Pero saborear esta paz duró poco para esta madre soltera, que mueve las manos elocuentemente cuando habla. Mal asesorada por un consultor migratorio de origen latinoamericano, presentó un caso de refugiado que no era real. Su solicitud y la de su hija fueron rechazadas.
Una cadena de acontecimientos
El día de la entrevista, Nina olvidó su mascarilla en casa. Confiada, decide continuar la entrevista. Era la primera vez que veíamos su rostro, rodeado de su pelo rizado.
Es jovial, a pesar de que sus ojos muestran fatiga. Sentimos que quiere contarnos su historia. Cuanto más habla, más segura parece estar. Sonríe casi durante toda la entrevista.
Su tiempo con nosotros es limitado porque tiene que ir en menos de una hora a una casa en Outremont donde está limpiando ese día.
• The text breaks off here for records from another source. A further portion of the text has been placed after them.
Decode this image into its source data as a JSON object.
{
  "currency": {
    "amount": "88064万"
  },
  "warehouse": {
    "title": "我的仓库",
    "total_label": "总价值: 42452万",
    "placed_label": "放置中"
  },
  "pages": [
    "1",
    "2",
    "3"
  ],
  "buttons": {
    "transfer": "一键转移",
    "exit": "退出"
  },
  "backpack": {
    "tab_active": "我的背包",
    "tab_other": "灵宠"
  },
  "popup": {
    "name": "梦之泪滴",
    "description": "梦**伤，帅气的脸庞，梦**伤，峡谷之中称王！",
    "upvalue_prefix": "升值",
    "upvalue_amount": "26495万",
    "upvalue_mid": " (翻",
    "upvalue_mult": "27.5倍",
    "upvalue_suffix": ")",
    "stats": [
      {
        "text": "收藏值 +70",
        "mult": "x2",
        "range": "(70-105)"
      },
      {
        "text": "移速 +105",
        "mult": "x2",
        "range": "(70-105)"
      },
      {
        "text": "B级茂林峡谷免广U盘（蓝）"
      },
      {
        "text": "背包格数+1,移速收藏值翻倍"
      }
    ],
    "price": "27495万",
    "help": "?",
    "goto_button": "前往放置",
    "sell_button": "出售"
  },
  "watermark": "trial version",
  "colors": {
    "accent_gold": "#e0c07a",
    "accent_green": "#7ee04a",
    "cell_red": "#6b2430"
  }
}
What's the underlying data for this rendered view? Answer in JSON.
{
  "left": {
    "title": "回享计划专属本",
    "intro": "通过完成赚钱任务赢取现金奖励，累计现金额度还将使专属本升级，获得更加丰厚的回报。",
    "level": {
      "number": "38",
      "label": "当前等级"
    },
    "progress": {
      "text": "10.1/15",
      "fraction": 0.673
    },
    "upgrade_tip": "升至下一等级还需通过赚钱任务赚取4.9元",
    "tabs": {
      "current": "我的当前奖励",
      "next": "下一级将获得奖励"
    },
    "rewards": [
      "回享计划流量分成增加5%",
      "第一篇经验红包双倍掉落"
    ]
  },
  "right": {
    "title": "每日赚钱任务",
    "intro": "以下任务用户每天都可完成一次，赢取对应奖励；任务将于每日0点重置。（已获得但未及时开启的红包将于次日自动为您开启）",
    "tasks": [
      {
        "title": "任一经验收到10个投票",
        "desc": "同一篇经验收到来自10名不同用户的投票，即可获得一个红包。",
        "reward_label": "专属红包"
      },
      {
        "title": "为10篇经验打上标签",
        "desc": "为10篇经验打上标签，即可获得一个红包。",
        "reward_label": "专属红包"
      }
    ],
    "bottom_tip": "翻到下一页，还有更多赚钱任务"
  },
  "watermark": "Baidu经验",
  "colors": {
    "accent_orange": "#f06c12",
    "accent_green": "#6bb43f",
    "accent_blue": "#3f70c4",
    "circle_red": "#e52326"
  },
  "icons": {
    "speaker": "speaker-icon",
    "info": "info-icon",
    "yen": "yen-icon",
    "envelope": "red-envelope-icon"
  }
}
Este es uno de los trabajos cash que la activista realiza regularmente. Sin embargo, mientras esperaba una respuesta a su solicitud de refugio, logró obtener un diploma como asistente, lo que le permitió adquirir experiencia en el cuidado de personas mayores.
A pesar del tiempo limitado de nuestra reunión, Nina habla despacio y con franqueza. Sus emociones están en primer plano. Sonríe cuando habla de su activismo por las mujeres y los inmigrantes indocumentados, un compromiso que la hace sentir útil. Sus ojos dan testimonio del dolor que lleva dentro.
«Llegué a Montreal en pleno verano. Fue fantástico», dice, mirando por la ventana de la cafetería al sol de las 9 de la mañana, un día de primavera que se parece más al verano.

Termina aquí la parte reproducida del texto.